Talk at The University of Edinburgh, June 8/9th
I’m thrilled to be part of the symposium Minds and brains in everyday life: Embedding and negotiating scientific concepts in popular discourses, at the Institute for Advanced Studies in the Humanities, The University of Edinburgh (UK).
From the website: “This 2-day symposium aims to enable interdisciplinary discussion of how mind and brain figure in everyday understandings of ourselves, both historically and in contemporary society. The symposium addresses questions such as: How are mind and brain conceptualized, imagined and quantified in everyday life? How do (neuro)psychological discourses influence understandings of mind and brain outside of expert circles? How do these inform concepts of the self, social practices and social relationships in fields such as education, parenting, mental health and law? How do ideas of mind and brain figure in popular media discourses and what are consequences of the popular imagination? Finally, how can we use such analyses to reflect on historical and contemporary configurations of humanity?”

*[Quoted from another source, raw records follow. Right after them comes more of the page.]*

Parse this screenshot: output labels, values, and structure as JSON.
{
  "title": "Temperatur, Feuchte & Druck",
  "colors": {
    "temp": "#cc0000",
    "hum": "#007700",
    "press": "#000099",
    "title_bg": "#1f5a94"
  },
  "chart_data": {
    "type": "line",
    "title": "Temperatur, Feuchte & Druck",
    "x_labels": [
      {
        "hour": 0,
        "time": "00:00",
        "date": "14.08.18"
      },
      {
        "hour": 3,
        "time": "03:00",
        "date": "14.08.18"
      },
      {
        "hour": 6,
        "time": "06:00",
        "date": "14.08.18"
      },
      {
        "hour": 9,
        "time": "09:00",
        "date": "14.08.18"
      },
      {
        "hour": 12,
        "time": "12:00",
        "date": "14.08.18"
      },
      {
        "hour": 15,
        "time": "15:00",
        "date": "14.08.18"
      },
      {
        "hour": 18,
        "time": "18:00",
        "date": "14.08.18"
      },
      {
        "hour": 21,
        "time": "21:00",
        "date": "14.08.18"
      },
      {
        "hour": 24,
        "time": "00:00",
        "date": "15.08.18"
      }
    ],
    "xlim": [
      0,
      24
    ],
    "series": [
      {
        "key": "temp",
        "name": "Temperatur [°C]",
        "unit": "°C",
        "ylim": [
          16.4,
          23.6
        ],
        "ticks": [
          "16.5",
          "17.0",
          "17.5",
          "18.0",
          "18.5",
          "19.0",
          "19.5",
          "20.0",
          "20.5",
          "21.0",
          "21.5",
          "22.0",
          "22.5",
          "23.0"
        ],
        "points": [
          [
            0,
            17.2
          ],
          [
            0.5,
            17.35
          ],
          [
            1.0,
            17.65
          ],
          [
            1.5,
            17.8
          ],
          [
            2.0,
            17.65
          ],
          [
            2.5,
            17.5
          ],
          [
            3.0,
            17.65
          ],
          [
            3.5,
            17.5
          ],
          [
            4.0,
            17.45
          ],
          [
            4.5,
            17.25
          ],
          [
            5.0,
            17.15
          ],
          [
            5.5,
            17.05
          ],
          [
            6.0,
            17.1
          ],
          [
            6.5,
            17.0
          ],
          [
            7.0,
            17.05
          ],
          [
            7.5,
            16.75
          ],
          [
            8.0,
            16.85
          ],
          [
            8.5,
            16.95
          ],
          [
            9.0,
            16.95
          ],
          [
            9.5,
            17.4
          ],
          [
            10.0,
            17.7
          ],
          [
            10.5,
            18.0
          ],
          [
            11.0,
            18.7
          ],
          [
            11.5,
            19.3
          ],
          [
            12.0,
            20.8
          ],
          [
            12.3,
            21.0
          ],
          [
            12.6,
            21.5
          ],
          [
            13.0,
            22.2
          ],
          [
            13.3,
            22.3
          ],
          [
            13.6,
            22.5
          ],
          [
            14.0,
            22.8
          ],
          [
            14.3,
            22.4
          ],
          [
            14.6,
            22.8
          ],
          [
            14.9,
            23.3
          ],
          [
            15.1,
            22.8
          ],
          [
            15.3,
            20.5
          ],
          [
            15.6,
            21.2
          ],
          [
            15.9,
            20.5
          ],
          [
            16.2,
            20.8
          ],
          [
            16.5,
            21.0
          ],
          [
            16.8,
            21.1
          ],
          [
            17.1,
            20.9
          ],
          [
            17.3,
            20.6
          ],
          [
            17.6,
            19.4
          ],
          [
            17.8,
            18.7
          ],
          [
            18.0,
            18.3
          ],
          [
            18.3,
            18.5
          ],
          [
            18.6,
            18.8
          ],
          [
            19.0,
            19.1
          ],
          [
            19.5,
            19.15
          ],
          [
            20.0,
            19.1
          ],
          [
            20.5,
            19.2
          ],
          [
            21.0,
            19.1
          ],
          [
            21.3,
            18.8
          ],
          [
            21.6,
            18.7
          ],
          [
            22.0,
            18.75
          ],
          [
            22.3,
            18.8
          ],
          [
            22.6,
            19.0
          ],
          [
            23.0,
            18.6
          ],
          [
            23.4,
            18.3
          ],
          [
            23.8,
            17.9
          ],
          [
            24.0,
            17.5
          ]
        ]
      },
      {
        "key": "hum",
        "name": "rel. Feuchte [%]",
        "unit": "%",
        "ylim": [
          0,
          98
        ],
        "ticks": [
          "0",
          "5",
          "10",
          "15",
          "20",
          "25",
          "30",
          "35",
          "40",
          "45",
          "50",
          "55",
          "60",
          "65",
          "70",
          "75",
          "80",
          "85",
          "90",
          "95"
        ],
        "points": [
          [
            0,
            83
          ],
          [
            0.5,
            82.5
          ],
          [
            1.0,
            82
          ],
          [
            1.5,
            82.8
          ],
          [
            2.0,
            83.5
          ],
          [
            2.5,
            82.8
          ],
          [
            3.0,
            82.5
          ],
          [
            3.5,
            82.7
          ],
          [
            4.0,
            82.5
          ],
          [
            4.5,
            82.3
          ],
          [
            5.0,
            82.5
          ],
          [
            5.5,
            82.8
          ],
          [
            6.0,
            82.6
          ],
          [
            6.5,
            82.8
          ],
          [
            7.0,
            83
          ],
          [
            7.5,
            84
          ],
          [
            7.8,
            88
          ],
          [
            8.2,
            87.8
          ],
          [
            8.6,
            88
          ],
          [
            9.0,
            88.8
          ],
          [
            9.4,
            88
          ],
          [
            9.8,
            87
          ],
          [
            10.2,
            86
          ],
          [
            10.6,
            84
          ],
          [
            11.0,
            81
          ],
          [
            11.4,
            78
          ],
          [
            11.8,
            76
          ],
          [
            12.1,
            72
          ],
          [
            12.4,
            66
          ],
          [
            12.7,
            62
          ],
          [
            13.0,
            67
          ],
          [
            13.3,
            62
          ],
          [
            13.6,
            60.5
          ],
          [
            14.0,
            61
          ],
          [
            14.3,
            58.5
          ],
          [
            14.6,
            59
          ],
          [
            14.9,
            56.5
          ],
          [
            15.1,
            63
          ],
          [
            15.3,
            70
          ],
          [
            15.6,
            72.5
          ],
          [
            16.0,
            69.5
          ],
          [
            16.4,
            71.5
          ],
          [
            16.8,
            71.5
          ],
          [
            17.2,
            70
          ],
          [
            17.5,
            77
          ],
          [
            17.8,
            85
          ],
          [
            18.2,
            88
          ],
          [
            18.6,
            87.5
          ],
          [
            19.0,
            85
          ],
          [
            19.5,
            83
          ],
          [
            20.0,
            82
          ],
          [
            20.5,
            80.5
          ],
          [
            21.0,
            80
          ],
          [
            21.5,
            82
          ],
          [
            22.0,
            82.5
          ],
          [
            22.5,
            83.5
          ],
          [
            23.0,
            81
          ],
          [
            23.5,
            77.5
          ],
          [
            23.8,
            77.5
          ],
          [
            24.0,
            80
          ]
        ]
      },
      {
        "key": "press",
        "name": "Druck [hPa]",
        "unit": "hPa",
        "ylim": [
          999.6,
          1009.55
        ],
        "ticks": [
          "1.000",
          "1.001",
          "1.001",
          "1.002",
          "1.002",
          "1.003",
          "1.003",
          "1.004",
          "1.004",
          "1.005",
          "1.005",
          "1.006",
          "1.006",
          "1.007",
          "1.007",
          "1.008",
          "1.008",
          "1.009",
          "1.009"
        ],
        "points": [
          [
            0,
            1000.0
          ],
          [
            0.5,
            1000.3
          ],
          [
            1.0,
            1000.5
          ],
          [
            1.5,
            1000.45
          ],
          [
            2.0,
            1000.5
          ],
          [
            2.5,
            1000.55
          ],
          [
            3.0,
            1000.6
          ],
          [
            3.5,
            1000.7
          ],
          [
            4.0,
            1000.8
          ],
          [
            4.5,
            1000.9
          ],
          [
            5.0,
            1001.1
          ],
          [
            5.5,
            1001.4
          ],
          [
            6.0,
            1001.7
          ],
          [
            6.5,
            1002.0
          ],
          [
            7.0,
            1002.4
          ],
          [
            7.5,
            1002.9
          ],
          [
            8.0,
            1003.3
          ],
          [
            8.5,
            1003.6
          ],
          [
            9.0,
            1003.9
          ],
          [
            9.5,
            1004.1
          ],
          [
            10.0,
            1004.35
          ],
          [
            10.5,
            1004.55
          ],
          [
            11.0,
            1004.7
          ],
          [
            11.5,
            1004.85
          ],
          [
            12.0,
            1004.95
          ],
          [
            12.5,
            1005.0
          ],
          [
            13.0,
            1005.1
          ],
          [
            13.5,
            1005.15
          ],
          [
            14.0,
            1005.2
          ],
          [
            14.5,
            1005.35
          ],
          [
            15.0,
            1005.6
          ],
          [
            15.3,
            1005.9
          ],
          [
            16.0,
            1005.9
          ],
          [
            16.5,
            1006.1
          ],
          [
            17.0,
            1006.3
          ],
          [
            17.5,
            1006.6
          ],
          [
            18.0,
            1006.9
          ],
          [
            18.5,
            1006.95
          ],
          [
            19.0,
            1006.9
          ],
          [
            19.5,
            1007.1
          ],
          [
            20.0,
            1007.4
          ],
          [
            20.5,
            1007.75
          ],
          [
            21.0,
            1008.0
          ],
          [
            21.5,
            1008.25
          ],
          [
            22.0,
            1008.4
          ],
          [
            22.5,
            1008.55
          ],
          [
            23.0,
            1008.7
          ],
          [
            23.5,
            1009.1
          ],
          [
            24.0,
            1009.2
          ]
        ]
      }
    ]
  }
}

The program is exciting, with speakers such as Hilary & Steven Rose, Torsten Heinemann, Vincent Pidioux, and Tinkeke Broer (who organized this, together with Susanne Schregel). I’m up just before Hilary & Steven Rose, who will talk about their new book, which also deals with the promises and perils around the concept of brain plasticity. In my presentation, titled ‘Living Well with your Brains: moral repertoires of a plastic brain’, I’ll present some conclusions of my PhD.
If you’re in the neighbourhood, please join June 8th & 9th!